Cette idée de monarchie pour l’Amérique a été constamment commentée par de nombreux voyageurs, agents et diplomates des puissances européennes de l’époque. Nous connaissons une des missions les plus importantes accomplies en Colombie en 1828 – 1830 par Charles Bresson, messager en « mission spéciale » sous le règne de Charles X, roi de France. Cette idée de monarchie fut défendue par Espejo lui-même et dans « la tentation monarchique » de Flores, le professeur Jorge Villalba rappelle très clairement comment notre premier Président écrivit au Général Demarquet, alors à Lima, en juillet 1826 pour qu’il présente au Libertador Bolivar le projet d’instaurer la monarchie qui bénéficiait, assurait-il : « … de l’appui massif des chefs du Sud, en particulier le sien, décidé et ferme jusqu’à la mort ». Il ajoute ensuite : « La réponse du Libertador fut immédiate et décourageante : J’ai lu avec surprise ce que vous avez communiqué par écrit à Demarquet. Je vous dis dès maintenant, avec franchise et amitié que je n’approuve pas votre désir. Non et non ! » (45).

Il est certain que Bolivar, face aux événements qu’il ne parvenait à contrôler qu’avec difficulté, ait pu envisager à un certain moment la solution monarchique et des extraits de sa correspondance, comme ceux que je cite, le montrent clairement. Le 2 novembre 1829 il écrit dans une de ses lettres à Manuela Saenz :

« Je pars prochainement pour Popayan. Nous nous reverrons très bientôt. Je suis en train d’achever une note que j’enverrai au Ministre des Affaires Etrangères pour que le Conseil des Ministres suspende toute négociation sur la monarchie, et qu’il laisse au prochain Congrès le soin prendre les décisions qui conviennent aux intérêts de cette Nation » (46).

Ces mots viennent confirmer ceux écrits le 22 novembre, soit vingt jours après, au général Urdaneta :

« En ce qui concerne le thème que nous avons commencé à traiter avec les gouvernements de la France et de l’Angleterre, il me semble que nous sommes déjà allés trop loin et que la chose est très dangereuse et inévitable. Nous ne devons donc pas faire un pas de plus, mais laisser le Congrès faire son devoir et décider de ce qu’il jugera adéquat. Tout le reste ne serait qu’usurper ses fonctions et trop se compromettre ; c’est ce que j’ai transmis à monsieur Vergara… » (47)

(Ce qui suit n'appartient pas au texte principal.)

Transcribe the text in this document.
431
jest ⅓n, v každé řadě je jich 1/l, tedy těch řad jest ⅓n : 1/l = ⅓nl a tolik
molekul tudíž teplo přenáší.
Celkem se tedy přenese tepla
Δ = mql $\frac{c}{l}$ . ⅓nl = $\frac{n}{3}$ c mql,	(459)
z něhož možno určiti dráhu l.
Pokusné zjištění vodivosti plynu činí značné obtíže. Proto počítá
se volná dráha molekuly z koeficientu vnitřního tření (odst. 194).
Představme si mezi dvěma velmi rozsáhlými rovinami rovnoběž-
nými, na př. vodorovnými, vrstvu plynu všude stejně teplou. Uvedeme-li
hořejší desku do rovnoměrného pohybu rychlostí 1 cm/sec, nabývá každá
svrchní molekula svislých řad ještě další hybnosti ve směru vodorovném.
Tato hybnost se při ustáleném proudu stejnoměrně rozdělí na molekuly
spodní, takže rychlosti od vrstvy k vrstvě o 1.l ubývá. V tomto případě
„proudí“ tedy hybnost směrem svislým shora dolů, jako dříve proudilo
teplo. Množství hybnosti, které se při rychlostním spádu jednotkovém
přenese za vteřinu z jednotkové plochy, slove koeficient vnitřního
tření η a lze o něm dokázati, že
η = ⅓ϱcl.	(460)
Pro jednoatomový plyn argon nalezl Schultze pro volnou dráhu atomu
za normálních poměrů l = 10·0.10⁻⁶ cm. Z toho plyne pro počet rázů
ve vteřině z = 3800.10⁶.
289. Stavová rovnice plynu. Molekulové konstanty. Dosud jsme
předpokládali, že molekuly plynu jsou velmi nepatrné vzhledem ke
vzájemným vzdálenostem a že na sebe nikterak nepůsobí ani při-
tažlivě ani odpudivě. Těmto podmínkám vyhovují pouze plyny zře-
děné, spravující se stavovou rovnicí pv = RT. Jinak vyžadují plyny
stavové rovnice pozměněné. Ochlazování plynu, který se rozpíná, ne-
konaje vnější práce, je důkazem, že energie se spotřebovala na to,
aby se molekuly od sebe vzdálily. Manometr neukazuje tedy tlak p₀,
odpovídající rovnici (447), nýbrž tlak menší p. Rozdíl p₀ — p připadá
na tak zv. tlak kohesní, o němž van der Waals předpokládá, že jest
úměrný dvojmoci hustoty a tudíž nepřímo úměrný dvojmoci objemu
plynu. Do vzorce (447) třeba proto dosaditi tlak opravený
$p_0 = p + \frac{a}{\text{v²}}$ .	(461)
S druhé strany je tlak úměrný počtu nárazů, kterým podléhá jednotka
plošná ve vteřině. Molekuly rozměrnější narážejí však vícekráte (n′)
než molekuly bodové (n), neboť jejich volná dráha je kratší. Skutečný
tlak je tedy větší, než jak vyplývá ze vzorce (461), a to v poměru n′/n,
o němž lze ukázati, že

*Lara, Darío, Histórica conmemoración: 40 años de la Primera Comisión Mixta franco-ecuatoriana, 19966-2006, Comisión Nacional Permanente de Conmemoraciones Cívicas. Quito, 2006.

NOTES :

(42) A. Darío LARA, Œuvre citée ; N°30.

(43) Idem.

(44) P. Jorge VILLALBA F., S.J., El general Juan José Flores, Fundador de la República del Ecuador (Le Général Juan José Flores, Fondateur de la République de l’Equateur); Centre d’Etudes Historiques de l’Armée ; Quito, 1994.

(45) Idem.

(46) Manuel ESPINOSA APOLO, Simón Bolívar y Manuela Sáenz, Correspondencia íntima (Simon Bolivar et Manuela Saenz, courrier intime); Quito, 1996.

(47) José Luis SALCEDO BASTARDO, Visión y Revisión de Bolívar (Vision et Revisión de Bolivar); Centre d’Etudes Historiques, Quito, 1996.